I recently attended BigDataLDN, a technology conference and exhibition at Olympia London. As the name suggests, we spent two days focused on all things data.
Unlike some of my colleagues, I’m not a data expert, so this was an opportunity for me to get a feel for the industry first hand. With the advent of accessible AI and LLMs, data engineering is quickly increasing in importance. And although there’s a market need for all teams to be more literate in this space, the ability to capture and harness good quality data continues to be the real work that needs doing.
Inspiring sessions from Jaguar TCS, Department of Education, and Women in Data prove that great innovation is already happening. Jaguar are using Formula E track data to improve both electric car performance, but also efficiency for their upcoming exclusively electric consumer vehicles. The DoE now has accurate data on nationwide school attendance by midday, every single day. The panel by Women in Data showed their growth with more than 33,000 members strengthened by the presence of key female role models and as evidenced by representation from the Met Police, Dstl and MoD.
1. AI Will Drive Support for Data Teams
A central theme among several speakers was the number of data teams struggling with their budgets. Niamh O’Brien from Fivetran stated that tech departments typically have a budget 10 times that of their data teams. Strange that the level of investment in AI and LLMs doesn’t match the current hype, especially with everyone looking to integrate AI into their products. It’s likely the growth potential of leveraging AI will force companies to invest more in data.
The pushback to investing in data projects seems to be the unreliable return on investment. Even if we acknowledge there is some inherent risk in data projects due to the exploratory nature of their outcomes, it doesn’t account for the staggering statistic that 85% of data projects fail. Leveraging AI does nothing to address the failure rate either, so everyone’s left wondering what can be done.
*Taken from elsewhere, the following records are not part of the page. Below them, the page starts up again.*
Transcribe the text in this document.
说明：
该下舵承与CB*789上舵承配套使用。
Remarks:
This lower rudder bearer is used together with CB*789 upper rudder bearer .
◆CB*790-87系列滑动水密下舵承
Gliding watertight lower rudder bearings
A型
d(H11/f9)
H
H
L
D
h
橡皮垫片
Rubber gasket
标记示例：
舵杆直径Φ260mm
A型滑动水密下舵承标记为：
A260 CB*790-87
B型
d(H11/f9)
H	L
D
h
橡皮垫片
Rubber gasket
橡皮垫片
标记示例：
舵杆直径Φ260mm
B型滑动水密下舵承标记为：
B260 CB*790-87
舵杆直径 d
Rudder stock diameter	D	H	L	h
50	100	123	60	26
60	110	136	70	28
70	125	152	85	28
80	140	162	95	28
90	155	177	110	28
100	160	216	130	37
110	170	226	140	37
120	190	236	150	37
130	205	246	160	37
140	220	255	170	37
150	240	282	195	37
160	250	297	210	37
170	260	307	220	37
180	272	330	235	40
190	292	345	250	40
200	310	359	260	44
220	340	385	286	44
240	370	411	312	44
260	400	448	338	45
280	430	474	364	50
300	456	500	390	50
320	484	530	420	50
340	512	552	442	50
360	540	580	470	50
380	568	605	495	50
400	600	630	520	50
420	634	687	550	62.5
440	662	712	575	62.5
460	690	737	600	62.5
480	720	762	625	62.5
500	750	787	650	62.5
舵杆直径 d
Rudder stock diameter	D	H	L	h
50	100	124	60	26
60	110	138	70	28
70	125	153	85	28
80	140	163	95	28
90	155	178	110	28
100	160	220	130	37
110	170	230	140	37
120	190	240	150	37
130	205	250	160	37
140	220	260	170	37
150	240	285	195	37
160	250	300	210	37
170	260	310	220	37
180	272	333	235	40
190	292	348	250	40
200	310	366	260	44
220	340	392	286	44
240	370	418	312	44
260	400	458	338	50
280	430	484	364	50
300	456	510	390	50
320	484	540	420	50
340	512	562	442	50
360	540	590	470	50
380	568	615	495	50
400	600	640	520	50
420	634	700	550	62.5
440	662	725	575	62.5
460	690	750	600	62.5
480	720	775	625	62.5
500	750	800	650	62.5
2. Good Development Practices Save Data Projects
Enter Jesse Anderson with one of the most popular talks, “Why Most Data Projects Fail.” Speaking to a packed, standing-room-only audience like a pack of Swifties, Jesse gave a talk on agile project management 101! It was “deliver what you can first, watch out for scope creep, and make sure you’ve got a balanced team”. It was all absolutely correct, absolutely obvious, and absolutely a surprise to me that such a topic was covered.
“Choice of data platform isn’t the issue, projects don’t fail because you chose Snowflake over Databricks” said Jesse. However, it’s easy to see why people might get bogged down by that decision.
3. The Data Landscape Needs Some Noise Reduction
This diagram from FirstMark Venture Capital appeared in at least five presentations, and for good reason. It represents probably the most significant challenge beginners to the industry face. As I walked around the exhibit, it was impossible to distinguish the offerings of many of the vendors with a number of stands offering the “solution to all data problems”. Exhibitors fell generally into one of two categories, the “we can do everything end to end” and the “we can do one specific thing well, but we can also do everything else” camp. Although the diagram above suggests everyone falls into distinct categories, I don’t think many of the vendors would put themselves in those restrictive boxes.
It struck me as an opportunity, as demonstrated by Jesse Anderson, to be an advisor in this space. For struggling data teams, but especially for newcomers, finding a partner to help cut through the noise in this increasingly complex space is essential.
Where Will Data Be Next Year?
I look forward to going back next year, a little better educated, and more equipped to cut through the noise. It’ll be exciting to see how much has changed in a space that is poised to expand exponentially with the advent of AI.
As the industry moves towards more accessible data science, I’m sure we’ll see continued emphasis on the fundamentals of data quality and engineering. The industry wants business stakeholders to be using AI/LLMs to complete tasks that were previously only feasible by engineers. Excitingly, OpenAI’s DevDay proves that we are already close to that reality.